Nazanin Zaghari-Ratcliffe is detained in an Iranian prison.Credit:AP
Thailand said on Thursday it had repatriated three Iranians involved in a failed 2012 bombing targeting Israeli diplomats. While Thai officials declined to call it a swap, Iranian state television showed the garlanded men being hailed as returning heroes in the same segment as footage of Moore-Gilbert departing Tehran airport.
"It's very certainly transactional from their point of view," said Richard Ratcliffe, whose wife has been detained for four-and-a-half years.
The British-Iranian mother of one from north London was jailed on charges of trying to overthrow the government, something she and her employer, the Thomson Reuters Foundation, strongly deny. But the 42-year-old's release has been tied to repayment of a long-standing £400 million ($725 million) debt that London owes Tehran.
Kylie Moore-Gilbert, a University of Melbourne scholar on the Middle East appears on a 2017 video by the Modern Middle East.Credit:AP
The UK has acknowledged it owes the debt – which arose over non-delivery of 1500 Chieftain tanks ordered and paid for by the Shah of Iran shortly before his 1979 overthrow – but says repayment must not breach sanctions.
However, Ratcliffe said that the UK's position of not linking repayment of the debt to the release of Zaghari-Ratcliffe ignored the reality of her case. "They picked her up for that money and they have made it increasingly clear about what that's about," he said.
He called on the UK to acknowledge that Zaghari-Ratcliffe was a victim of hostage diplomacy.

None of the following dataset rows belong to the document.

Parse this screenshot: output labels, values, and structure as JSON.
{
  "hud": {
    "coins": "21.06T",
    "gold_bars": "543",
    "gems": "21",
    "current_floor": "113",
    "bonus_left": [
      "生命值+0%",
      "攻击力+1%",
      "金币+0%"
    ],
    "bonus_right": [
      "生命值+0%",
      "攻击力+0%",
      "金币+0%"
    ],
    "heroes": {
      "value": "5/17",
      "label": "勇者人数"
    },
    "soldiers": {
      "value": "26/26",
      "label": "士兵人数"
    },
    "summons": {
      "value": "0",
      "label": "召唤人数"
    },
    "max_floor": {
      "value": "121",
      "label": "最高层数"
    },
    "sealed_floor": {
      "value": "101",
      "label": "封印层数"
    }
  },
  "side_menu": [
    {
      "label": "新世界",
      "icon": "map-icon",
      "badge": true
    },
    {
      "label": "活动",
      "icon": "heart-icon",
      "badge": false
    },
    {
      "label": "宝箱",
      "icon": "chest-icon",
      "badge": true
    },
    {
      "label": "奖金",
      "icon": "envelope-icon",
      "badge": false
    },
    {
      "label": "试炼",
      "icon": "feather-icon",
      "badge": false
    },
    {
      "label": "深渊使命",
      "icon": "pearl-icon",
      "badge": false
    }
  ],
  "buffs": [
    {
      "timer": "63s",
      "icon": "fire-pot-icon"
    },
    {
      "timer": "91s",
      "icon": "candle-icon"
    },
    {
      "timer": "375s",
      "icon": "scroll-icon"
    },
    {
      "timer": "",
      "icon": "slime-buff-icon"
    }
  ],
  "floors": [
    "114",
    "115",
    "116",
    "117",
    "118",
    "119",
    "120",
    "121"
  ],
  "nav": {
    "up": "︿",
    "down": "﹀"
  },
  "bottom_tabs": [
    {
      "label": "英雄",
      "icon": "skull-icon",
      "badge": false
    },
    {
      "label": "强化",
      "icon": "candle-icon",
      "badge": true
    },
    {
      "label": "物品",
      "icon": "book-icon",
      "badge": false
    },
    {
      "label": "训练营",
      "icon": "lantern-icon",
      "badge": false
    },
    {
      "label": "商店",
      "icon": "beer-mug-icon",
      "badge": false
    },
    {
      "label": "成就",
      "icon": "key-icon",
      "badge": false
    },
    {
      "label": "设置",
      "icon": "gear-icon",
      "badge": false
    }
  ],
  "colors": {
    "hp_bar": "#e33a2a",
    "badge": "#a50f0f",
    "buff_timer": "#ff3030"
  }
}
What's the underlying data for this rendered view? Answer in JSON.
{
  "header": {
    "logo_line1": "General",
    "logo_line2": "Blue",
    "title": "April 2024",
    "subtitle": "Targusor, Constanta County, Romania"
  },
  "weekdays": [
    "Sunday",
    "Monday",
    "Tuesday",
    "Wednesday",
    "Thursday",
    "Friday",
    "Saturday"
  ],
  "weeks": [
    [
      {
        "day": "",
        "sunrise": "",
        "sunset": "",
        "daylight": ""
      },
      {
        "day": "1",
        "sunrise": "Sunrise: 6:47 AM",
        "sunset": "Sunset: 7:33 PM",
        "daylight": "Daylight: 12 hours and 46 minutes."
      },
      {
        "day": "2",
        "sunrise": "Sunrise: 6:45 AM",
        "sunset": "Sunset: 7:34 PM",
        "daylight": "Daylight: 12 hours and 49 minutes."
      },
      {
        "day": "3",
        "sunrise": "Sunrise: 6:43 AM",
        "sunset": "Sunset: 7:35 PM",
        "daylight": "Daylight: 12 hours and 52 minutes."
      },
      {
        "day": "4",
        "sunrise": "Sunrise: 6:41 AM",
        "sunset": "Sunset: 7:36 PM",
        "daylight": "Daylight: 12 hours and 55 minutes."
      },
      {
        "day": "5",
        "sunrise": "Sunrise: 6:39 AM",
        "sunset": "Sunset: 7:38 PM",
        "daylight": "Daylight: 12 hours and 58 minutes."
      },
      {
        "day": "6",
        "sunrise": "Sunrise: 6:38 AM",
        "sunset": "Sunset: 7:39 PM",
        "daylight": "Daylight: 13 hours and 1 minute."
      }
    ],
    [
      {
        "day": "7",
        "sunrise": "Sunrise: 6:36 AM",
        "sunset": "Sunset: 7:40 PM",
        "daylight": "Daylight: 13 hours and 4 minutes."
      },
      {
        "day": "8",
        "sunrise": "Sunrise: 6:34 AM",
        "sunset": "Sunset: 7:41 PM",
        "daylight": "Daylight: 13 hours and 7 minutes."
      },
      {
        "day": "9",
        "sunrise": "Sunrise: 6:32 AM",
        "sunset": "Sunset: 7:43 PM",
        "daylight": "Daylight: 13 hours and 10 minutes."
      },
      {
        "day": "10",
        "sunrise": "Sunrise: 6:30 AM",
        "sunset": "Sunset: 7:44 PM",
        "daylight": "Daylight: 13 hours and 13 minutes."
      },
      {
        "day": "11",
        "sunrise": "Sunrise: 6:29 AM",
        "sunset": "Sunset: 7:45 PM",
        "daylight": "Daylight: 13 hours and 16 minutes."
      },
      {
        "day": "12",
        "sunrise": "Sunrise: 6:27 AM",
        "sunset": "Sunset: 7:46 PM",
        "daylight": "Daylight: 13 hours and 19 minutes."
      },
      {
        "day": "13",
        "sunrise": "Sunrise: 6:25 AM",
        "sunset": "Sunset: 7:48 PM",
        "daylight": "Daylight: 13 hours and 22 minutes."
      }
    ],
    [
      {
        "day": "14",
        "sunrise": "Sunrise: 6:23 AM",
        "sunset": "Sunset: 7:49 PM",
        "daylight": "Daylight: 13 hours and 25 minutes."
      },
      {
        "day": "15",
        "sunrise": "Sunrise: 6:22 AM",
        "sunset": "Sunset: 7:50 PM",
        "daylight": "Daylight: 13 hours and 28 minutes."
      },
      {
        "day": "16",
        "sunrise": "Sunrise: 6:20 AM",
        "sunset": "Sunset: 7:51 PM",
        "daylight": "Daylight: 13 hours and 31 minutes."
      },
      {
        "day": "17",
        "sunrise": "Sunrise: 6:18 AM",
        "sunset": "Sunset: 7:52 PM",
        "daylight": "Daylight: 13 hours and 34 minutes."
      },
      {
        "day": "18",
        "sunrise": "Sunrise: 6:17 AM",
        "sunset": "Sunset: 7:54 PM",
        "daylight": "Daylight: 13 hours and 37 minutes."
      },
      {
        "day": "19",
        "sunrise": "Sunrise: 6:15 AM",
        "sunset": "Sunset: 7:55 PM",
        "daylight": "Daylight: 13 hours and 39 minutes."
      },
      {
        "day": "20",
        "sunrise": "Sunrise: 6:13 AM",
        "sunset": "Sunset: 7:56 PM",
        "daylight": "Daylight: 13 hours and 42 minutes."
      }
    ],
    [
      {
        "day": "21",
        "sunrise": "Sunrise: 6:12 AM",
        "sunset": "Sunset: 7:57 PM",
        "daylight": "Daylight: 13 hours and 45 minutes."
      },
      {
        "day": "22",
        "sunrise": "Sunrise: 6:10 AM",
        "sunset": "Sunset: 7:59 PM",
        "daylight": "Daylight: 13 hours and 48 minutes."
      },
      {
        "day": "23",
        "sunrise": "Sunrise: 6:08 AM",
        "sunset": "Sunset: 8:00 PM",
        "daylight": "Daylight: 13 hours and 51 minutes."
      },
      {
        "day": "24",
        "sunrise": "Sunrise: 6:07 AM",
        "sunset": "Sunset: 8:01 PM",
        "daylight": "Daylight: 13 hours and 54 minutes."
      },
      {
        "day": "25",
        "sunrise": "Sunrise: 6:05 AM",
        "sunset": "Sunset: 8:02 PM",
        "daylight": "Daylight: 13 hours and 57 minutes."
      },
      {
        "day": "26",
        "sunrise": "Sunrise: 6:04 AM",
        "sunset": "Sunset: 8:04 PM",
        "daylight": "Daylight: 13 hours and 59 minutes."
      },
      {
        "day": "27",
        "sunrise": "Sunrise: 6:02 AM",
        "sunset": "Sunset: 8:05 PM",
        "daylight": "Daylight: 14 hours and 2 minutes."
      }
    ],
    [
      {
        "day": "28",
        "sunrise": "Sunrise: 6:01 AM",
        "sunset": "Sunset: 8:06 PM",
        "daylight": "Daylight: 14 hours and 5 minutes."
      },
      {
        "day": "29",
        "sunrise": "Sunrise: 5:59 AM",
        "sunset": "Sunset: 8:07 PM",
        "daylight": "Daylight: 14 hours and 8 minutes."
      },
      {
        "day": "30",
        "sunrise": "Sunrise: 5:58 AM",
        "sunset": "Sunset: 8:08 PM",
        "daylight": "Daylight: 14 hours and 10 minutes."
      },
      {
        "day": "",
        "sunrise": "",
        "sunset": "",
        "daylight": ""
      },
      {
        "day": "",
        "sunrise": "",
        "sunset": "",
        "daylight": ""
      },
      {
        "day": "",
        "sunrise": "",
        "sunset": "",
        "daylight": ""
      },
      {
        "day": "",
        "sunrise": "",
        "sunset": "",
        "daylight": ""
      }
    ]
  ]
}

"I think it would protect her and protect others in the future to call Iran out for taking hostages," he said. "Hostage taking and torture is no different than any other kind of abuse, you do not protect people from abuse by euphemising it away."
Dominic Raab, the Foreign Secretary, said: "I call on the Iranian government to release all the remaining dual British nationals arbitrarily detained and allow them to reunite with their loved ones."
Currently on temporary home release in Tehran, Zaghari-Ratcliffe will complete her sentence in March. But an Iranian court issued a new charge against her in September.
"The British government preference seems to be to wait for the other side to be less unreasonable. Well, we've been waiting a long time," said Ratcliffe.